Strange behaviour of a pdf-to-text conversion

I'm trying to convert a pdf document in .txt using pdftotext on a linux mint machine. The document is written in english but the output text result something like this:
23!,&/$!%+!,#$!AB&017"*&7!"-M')(!-)!gE*X/-&$!$-&23!')!,#$!
(-.$1!/*/-223!(/-&-)E ,$$*!,#-,!,#$!%,#$&!C2-3$&!>'22!($,!

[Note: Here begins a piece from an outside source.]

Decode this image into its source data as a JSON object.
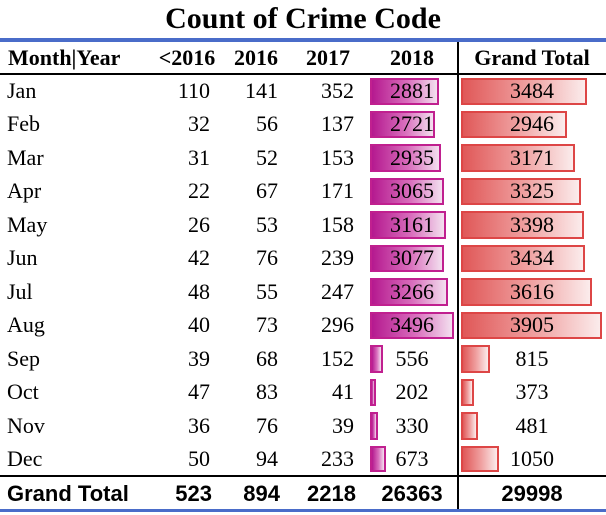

,#$!-9[-0$),!0%&)$&7!S/0#!-!*',/-,'%)!'*!*$$)!')!V'-E
(&-.!Z7!I,!'*!##',$8*!,/&)1!D/,!)%!.-,,$&!>#$&$!##',$!(%$
*1!^2-0M!>'22!D$!-D2$!,%!+2'C!,#$ 9'*0!%)!,#$!gE*X/-&$!N(
KO!-)9!,-M$!,#$!#<!0%&
Is there an encoding problem? Maybe a wrong option in the command line?
Edit: the problem is the same even if I try to copy a bunch of text from the pdf document end paste it in a text document.
Edit #2: The Producer pdf property is: Mac OS X 10.5.6 Quartz PDFContext, the encoding for most of the fonts is WinAnsi or MacRoman. Maybe this can help.